Vulnerability disclosure
Responsible disclosure with a 90-day window.
Where to report
Email security@storgy.com. Encrypted reports via age (X25519) public key on request.
Window
We commit to acknowledging reports within 5 business days and to releasing a fix or coordinated public disclosure within 90 days. Critical vulnerabilities with active exploitation are patched and disclosed as soon as a fix lands.
Safe harbour
Good-faith research under this policy will not result in legal action from Storgy. Do not exfiltrate user data, do not pivot to other systems, do not extort.
Reports go to security@storgy.com.
What we do not have today
Stated plainly, without hand-waving.
Most security pages are written to flatter the certification logos at the top. Storgy doesn’t have those logos yet, so this section says so directly.
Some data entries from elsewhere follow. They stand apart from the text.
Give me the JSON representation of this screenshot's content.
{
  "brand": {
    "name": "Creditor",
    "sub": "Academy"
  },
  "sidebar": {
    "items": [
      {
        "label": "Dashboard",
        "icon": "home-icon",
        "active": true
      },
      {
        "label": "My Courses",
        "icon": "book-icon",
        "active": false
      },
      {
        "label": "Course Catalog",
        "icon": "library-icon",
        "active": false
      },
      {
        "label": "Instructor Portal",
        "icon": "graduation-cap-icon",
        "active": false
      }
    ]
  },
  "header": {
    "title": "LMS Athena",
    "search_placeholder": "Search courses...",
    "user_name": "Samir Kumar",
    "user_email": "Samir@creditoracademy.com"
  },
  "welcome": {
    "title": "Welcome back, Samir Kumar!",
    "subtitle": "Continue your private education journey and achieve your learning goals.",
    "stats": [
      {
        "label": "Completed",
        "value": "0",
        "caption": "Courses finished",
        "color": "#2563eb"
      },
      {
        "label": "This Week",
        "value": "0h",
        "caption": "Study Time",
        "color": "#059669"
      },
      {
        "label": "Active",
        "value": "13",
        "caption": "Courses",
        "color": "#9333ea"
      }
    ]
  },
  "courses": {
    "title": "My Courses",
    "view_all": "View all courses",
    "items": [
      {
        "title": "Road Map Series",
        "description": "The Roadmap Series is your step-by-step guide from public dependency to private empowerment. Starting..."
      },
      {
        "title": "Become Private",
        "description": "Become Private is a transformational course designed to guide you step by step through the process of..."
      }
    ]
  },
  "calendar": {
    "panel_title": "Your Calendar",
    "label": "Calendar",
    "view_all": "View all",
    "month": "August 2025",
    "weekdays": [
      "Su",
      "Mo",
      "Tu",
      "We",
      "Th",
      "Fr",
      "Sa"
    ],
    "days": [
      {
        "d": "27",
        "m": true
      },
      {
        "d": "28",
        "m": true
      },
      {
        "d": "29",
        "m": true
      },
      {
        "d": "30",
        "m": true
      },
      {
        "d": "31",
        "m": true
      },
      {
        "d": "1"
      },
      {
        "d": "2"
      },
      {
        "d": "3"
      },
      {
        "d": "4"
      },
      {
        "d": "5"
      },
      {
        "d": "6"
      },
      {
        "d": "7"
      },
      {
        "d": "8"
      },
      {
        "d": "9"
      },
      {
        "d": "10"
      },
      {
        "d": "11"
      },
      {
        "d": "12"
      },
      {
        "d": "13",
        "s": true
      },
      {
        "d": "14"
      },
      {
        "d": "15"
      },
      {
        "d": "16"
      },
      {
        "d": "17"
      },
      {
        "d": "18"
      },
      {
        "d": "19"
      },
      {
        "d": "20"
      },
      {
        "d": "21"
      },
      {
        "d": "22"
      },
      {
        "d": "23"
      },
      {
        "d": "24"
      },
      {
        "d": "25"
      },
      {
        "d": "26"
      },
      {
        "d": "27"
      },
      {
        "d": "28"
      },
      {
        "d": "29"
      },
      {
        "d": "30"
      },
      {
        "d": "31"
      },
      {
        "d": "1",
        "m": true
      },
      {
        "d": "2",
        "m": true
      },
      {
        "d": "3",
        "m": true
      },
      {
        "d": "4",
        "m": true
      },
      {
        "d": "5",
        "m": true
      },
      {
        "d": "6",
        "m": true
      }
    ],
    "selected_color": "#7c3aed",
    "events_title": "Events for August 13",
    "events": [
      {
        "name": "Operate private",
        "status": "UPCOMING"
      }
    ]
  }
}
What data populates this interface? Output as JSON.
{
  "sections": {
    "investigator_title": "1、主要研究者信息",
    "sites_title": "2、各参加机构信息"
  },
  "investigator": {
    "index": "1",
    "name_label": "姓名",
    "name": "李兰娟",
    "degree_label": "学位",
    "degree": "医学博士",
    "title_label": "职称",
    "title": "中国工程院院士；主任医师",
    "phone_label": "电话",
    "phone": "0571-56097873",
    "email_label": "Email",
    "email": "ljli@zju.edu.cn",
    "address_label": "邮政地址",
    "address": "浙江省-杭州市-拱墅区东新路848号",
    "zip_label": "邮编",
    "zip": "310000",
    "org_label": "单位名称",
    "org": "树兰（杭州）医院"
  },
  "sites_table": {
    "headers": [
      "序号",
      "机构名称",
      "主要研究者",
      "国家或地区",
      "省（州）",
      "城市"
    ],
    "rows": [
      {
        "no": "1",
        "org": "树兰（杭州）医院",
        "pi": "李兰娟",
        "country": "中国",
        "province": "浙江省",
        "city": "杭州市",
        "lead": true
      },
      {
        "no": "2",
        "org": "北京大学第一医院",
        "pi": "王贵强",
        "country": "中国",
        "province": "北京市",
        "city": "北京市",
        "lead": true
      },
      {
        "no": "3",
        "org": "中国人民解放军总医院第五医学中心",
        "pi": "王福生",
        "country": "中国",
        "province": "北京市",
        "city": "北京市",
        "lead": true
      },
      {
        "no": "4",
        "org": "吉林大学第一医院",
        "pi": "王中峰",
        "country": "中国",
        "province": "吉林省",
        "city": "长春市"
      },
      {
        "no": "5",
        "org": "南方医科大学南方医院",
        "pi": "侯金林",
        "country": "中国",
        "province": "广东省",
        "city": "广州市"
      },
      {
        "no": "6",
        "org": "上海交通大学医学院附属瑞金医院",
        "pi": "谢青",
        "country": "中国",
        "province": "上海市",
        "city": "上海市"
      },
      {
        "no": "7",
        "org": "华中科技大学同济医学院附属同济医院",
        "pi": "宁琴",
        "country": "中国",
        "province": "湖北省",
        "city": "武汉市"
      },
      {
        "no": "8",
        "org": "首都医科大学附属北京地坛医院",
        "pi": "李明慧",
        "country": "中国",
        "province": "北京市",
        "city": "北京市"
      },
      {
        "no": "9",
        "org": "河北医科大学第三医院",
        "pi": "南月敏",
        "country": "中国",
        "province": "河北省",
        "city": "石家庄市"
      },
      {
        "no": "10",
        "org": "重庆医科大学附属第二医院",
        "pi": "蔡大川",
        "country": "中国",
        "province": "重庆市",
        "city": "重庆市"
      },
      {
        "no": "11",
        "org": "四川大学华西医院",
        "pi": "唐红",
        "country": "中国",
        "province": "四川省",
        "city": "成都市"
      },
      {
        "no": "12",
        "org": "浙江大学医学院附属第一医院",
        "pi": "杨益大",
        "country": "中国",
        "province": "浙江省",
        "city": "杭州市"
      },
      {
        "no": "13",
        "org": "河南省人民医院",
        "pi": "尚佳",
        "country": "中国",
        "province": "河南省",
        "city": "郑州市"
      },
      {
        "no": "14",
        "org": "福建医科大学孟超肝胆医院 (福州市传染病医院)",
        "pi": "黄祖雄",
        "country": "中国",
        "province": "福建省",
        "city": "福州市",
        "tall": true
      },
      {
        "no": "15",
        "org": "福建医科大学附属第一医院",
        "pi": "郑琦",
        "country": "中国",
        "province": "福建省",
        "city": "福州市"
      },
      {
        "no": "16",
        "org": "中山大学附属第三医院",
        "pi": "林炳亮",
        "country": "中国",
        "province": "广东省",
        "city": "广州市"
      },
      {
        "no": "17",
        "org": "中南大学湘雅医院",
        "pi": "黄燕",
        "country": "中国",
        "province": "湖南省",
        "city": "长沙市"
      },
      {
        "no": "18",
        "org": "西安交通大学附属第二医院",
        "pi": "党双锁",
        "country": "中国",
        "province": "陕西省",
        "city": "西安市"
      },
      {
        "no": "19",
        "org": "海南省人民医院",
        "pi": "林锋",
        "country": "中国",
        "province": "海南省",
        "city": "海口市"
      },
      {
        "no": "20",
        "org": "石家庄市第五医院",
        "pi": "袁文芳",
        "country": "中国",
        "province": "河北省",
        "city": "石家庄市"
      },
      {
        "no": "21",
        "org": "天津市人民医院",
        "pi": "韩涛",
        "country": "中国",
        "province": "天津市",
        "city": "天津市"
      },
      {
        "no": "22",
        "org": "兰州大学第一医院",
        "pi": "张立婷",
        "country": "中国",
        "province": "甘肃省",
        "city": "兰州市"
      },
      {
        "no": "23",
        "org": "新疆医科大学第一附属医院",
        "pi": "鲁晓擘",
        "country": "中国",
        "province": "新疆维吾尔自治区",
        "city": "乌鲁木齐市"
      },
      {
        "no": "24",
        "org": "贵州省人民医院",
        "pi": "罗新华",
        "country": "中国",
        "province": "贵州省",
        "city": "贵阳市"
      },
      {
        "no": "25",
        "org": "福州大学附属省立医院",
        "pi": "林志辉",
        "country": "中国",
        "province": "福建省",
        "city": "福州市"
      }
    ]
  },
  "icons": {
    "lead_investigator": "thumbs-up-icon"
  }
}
If your district requires any of these as a hard prerequisite, we are not yet a fit — and we’d rather you find that out here than after a procurement call.
No SOC 2 today
We do not hold a SOC 2 Type I or Type II report. We are a single-engineer team and a SOC 2 audit is not realistic at this stage. If your district requires SOC 2 as a hard prerequisite, we are not yet a fit.
No ISO 27001 today
We do not hold ISO 27001 certification either. The same constraint applies.
No third-party penetration test today
We have not commissioned a paid third-party penetration test. The application is built on a small, well-understood stack (Next.js 15, Postgres, better-auth, Paddle, Resend) and we follow the OWASP ASVS Level 1 controls internally, but there is no external attestation behind that.
What we do have
GDPR-compliant EU data residency, a signed SDPC National DPA on offer to every district, the disclosures on this page, and a public sub-processor list at /trust/. That is the honest baseline.